Back in 2019, the European Commission imposed a €1.49 billion fine on Google for abusing its market dominance in the online advertising sector. The Commission found that Google had imposed restrictive clauses in contracts with websites using its AdSense service, effectively stifling competition. 

In 2018, Google was fined £3.8 billion for pre-installing its search engine and browser on Android devices, which was seen as an abuse of its dominant position 

What Does This Mean For Your Business? 

In our digital society where tech companies have grown to occupy serious positions of power, the tech sector has become a focal point for recent antitrust scrutiny. This is perhaps not surprising due to issues like market dominance by a few big tech companies (Microsoft, Google, Amazon, Apple, Meta), and the network effects of technology platforms, e.g. the value of the services increasing as more people use them creating a tendency toward market concentration.

The control the big tech companies have over data (which market-newcomers find hard to match) and the whole product eco-systems created by big companies effectively making it hard for consumers to switch have increased the level of scrutiny. Arguably, companies of this size and dominance with their significant profits need outside regulation to ensure fair play for all.

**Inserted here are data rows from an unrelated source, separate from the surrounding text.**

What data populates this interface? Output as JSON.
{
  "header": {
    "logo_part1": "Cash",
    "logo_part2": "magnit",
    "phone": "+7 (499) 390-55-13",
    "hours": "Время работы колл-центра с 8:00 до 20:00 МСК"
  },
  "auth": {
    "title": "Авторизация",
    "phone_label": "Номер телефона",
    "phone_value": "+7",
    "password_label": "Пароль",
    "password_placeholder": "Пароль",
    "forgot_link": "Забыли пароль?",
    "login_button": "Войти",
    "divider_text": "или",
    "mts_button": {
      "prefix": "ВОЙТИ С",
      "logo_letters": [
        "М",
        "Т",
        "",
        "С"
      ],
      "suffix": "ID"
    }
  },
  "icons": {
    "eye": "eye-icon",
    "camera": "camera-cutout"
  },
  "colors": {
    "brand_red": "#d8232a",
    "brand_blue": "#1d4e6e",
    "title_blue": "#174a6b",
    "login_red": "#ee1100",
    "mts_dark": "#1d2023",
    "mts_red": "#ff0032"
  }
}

That said, the tech sector is not the only one where antitrust issues regularly crop up. For example, dominant companies within the financial, energy, telecoms, and pharmaceutical industries also see their fair share of complaints and penalties. This article highlights why outside regulation is needed, what challenges companies and regulators face, and how each country has its own ‘monopoly commission’ authority with different powers and rules that are constantly changing as new issues arise.